1
Ore now spoken for, time sleeps.
Time stops its animal pace
over him, like a cold sea.
Look see: the closed off harbor
frees itself from its vestments
as if abandoning those blush lungs on the shore
while night comes, diving, alone,
into berth and cough.
That’s when you know how much myopia hurts
and in the miserable rift you cry.
From here to nowhere, it repeats.
Then you have to sing:
2
Me myself, I am these same thousand masks
that are repeated in the unending game.
Me myself, I am these grandparents and these parents, these half brothers.
I hold out, blindly, my hand that doesn’t reach
toward the stunned body sleeping without cradling arms. I plunge my hand into its heart.
But we are not alone.
Because, me myself, I am these same thousand masks
that persuade the dream with geometry, and I am this voice that gets us
word for word in my clumsy skin, in every organ yours,
in my idle memory.
3
Alone like that: an idle memory
whose word doesn’t measure up to its vestments.
It’s likely, they keep telling us, that’s all there is:
strained tiny footsteps in the wee hours
of a yesterday strangely here, your body still
and that was that made-up rest on the overlook.
How, then, can these old sea smells burn?,
you ask, And how can you be looking back now?
4
How can it stay like that, so apart
when long volumes are plunged in the same pillow,
with the blood, sweat and tears that lie in wait, illegitimate, for their terminal dream?
Memories and words, you say, flow from the same wound.
But how does the caustic mirror make you pause?

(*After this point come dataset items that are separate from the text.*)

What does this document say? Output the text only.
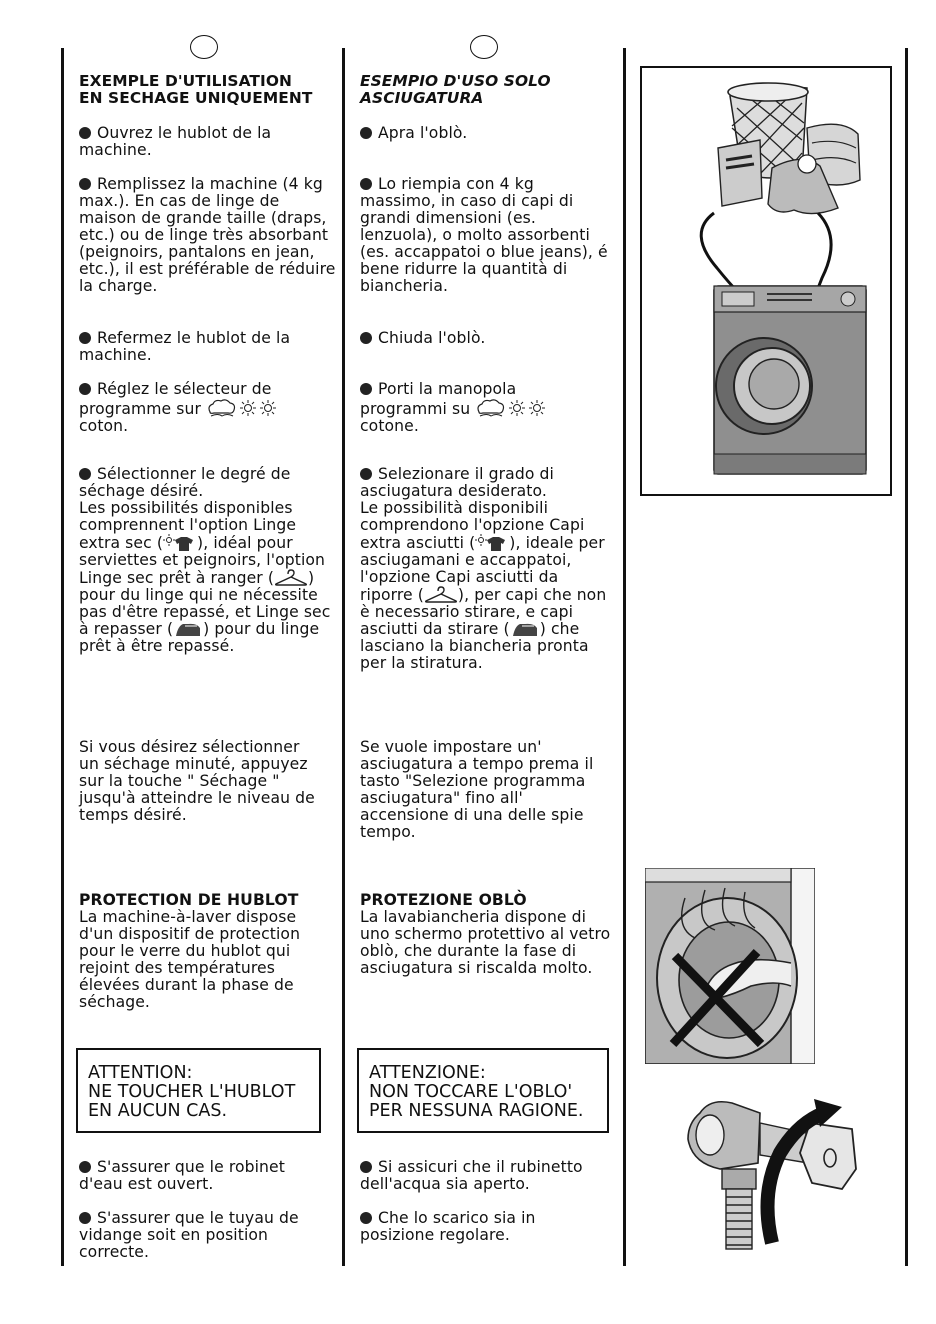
EXEMPLE D'UTILISATION EN SECHAGE UNIQUEMENT

Ouvrez le hublot de la machine.

Remplissez la machine (4 kg max.). En cas de linge de maison de grande taille (draps, etc.) ou de linge très absorbant (peignoirs, pantalons en jean, etc.), il est préférable de réduire la charge.

Refermez le hublot de la machine.

Réglez le sélecteur de programme sur
coton.

Sélectionner le degré de séchage désiré.
Les possibilités disponibles comprennent l'option Linge extra sec ( ), idéal pour serviettes et peignoirs, l'option Linge sec prêt à ranger ( ) pour du linge qui ne nécessite pas d'être repassé, et Linge sec à repasser ( ) pour du linge prêt à être repassé.

Si vous désirez sélectionner un séchage minuté, appuyez sur la touche " Séchage " jusqu'à atteindre le niveau de temps désiré.

PROTECTION DE HUBLOT
La machine-à-laver dispose d'un dispositif de protection pour le verre du hublot qui rejoint des températures élevées durant la phase de séchage.

S'assurer que le robinet d'eau est ouvert.

S'assurer que le tuyau de vidange soit en position correcte.

ATTENTION:
NE TOUCHER L'HUBLOT
EN AUCUN CAS.
ESEMPIO D'USO SOLO ASCIUGATURA

Apra l'oblò.

Lo riempia con 4 kg massimo, in caso di capi di grandi dimensioni (es. lenzuola), o molto assorbenti (es. accappatoi o blue jeans), é bene ridurre la quantità di biancheria.

Chiuda l'oblò.

Porti la manopola programmi su
cotone.

Selezionare il grado di asciugatura desiderato.
Le possibilità disponibili comprendono l'opzione Capi extra asciutti ( ), ideale per asciugamani e accappatoi, l'opzione Capi asciutti da riporre ( ), per capi che non è necessario stirare, e capi asciutti da stirare ( ) che lasciano la biancheria pronta per la stiratura.

Se vuole impostare un' asciugatura a tempo prema il tasto "Selezione programma asciugatura" fino all' accensione di una delle spie tempo.

PROTEZIONE OBLÒ
La lavabiancheria dispone di uno schermo protettivo al vetro oblò, che durante la fase di asciugatura si riscalda molto.

Si assicuri che il rubinetto dell'acqua sia aperto.

Che lo scarico sia in posizione regolare.

ATTENZIONE:
NON TOCCARE L'OBLO'
PER NESSUNA RAGIONE.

How can you ignore the scar? How can you stand the lash?
The edge hurts, you say, if you look at my back.
But how to surround yourself, how speak?
(The gaze is essential, but on your own there are abysses
and stubborn voices that scale you with might.
Those books keep trying to sink me, delicate, you say
—and on my own I can only remember in silence).
5
But maybe you remember the landscape?
Let’s concede its mechanics. The shadow keeps in step
toward that poor clarity; you still have your asthma
—precocious romantic, screwed—
from the humid airs of the subequatorial desert, the one you don’t love.

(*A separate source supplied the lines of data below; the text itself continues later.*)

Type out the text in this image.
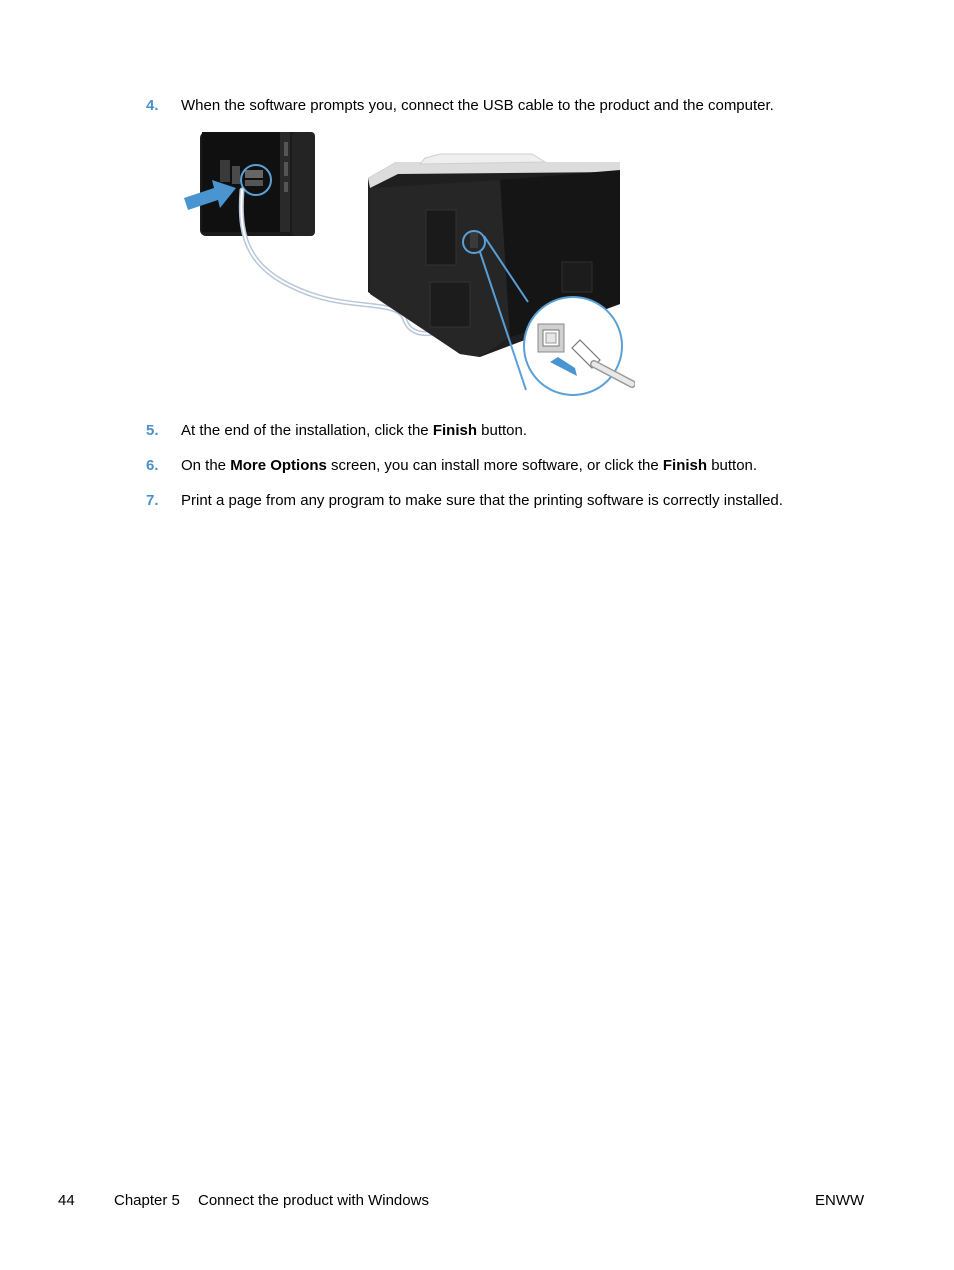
4. When the software prompts you, connect the USB cable to the product and the computer.
5. At the end of the installation, click the Finish button.
6. On the More Options screen, you can install more software, or click the Finish button.
7. Print a page from any program to make sure that the printing software is correctly installed.
44	Chapter 5 Connect the product with Windows	ENWW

(You love the phlegm, maybe, or its melancholia.
And you look for the rhythms, softly, in that vacant mirror you were talking about
with stillness and fits that leave you alone
under belly, under its arching retch. Under verse
that gathers the image of that one brutal night for another day
and leaves you midway through the sandscape, against the vast beach, between sounds
that beat, to say it, from memory
in the tropic insomnia swimming, in the undertow.)
Let’s concede the city, the little valley, that dust in the south.

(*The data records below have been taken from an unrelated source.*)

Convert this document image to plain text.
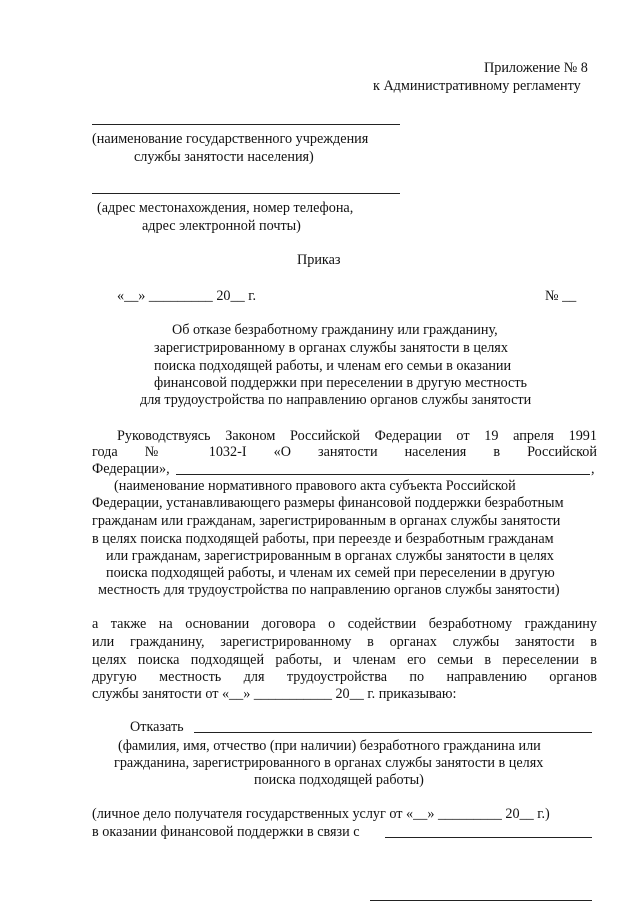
Приложение № 8
к Административному регламенту
(наименование государственного учреждения
службы занятости населения)
(адрес местонахождения, номер телефона,
адрес электронной почты)
Приказ
«__» _________ 20__ г.	№ __
Об отказе безработному гражданину или гражданину,
зарегистрированному в органах службы занятости в целях
поиска подходящей работы, и членам его семьи в оказании
финансовой поддержки при переселении в другую местность
для трудоустройства по направлению органов службы занятости
Руководствуясь Законом Российской Федерации от 19 апреля 1991
года № 1032-I «О занятости населения в Российской
Федерации»,	,
(наименование нормативного правового акта субъекта Российской
Федерации, устанавливающего размеры финансовой поддержки безработным
гражданам или гражданам, зарегистрированным в органах службы занятости
в целях поиска подходящей работы, при переезде и безработным гражданам
или гражданам, зарегистрированным в органах службы занятости в целях
поиска подходящей работы, и членам их семей при переселении в другую
местность для трудоустройства по направлению органов службы занятости)
а также на основании договора о содействии безработному гражданину
или гражданину, зарегистрированному в органах службы занятости в
целях поиска подходящей работы, и членам его семьи в переселении в
другую местность для трудоустройства по направлению органов
службы занятости от «__» ___________ 20__ г. приказываю:
Отказать
(фамилия, имя, отчество (при наличии) безработного гражданина или
гражданина, зарегистрированного в органах службы занятости в целях
поиска подходящей работы)
(личное дело получателя государственных услуг от «__» _________ 20__ г.)
в оказании финансовой поддержки в связи с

And even then it’s a fugue
and that alone its earthly name.
6
Its earthly name, big old poor river speaking and blind
to its many simultaneous summers, to its unemployed wave, to its view.
Music is useless when it keeps quiet.
But to be, from a distance, imagining
the cornfield and the foliage, the frontispiece
is an act of love on eternal soil, although uncertain
the mechanical song that suggested it, exhaled
from old figurines and phrasings.
It’s an act of love
to be noiseless and questioning.
Bumbling away the hours thereabouts, on the avenue
and then finding it the dark comes.
Going down to the beach from behind.
Burying the humble beak in its holes.
Then how, they say, do the lost minutes
travel to that same name,
and then how do they find it exactly midway?
7
Midway, in the very center, asleep
this fragment of its melody and its penance:
the abrupt slip right in the eye
of precocious memories, the faithful verse
toasts its blindness in shadily negotiated fits and starts
and condemns it to a sentence of arpeggi.
It stabs the minute, repenting
and opens the pieces to the stubborn gaze.
But it’s not the time for reproach, nor for regret.
Cutting to the quick a reminder, a saudade, shudders beneath the gale
freed just now from its garments,
covered only with the mask, like a sly symbol.
Show him your face from the window, tell him
that the paragraphs add up, the sons of bitches, their proceedings
in the very center of the city, here on the page.
8
Here on the page, they say again,
maybe it’s memory that lives on
the thread of its own instability, on this being like that
inwardly turning somersaults.
All the same it pushes up to the right place
the dulled image of the reed marshes
and lets you touch through melancholia, too soon
as if you could still consider that twilight in the estuary
and could say it, in effect, sad and banal,
respiratory, empty.
Then give it voice, tell it time
and how taut its rising ends.
Let its strange little words fail now
and harvest things just at the essential moment.
Let the bastard give up on music:
leave him in step with the early madrigal
and let him complain softly
in your ear at the end, in your ear.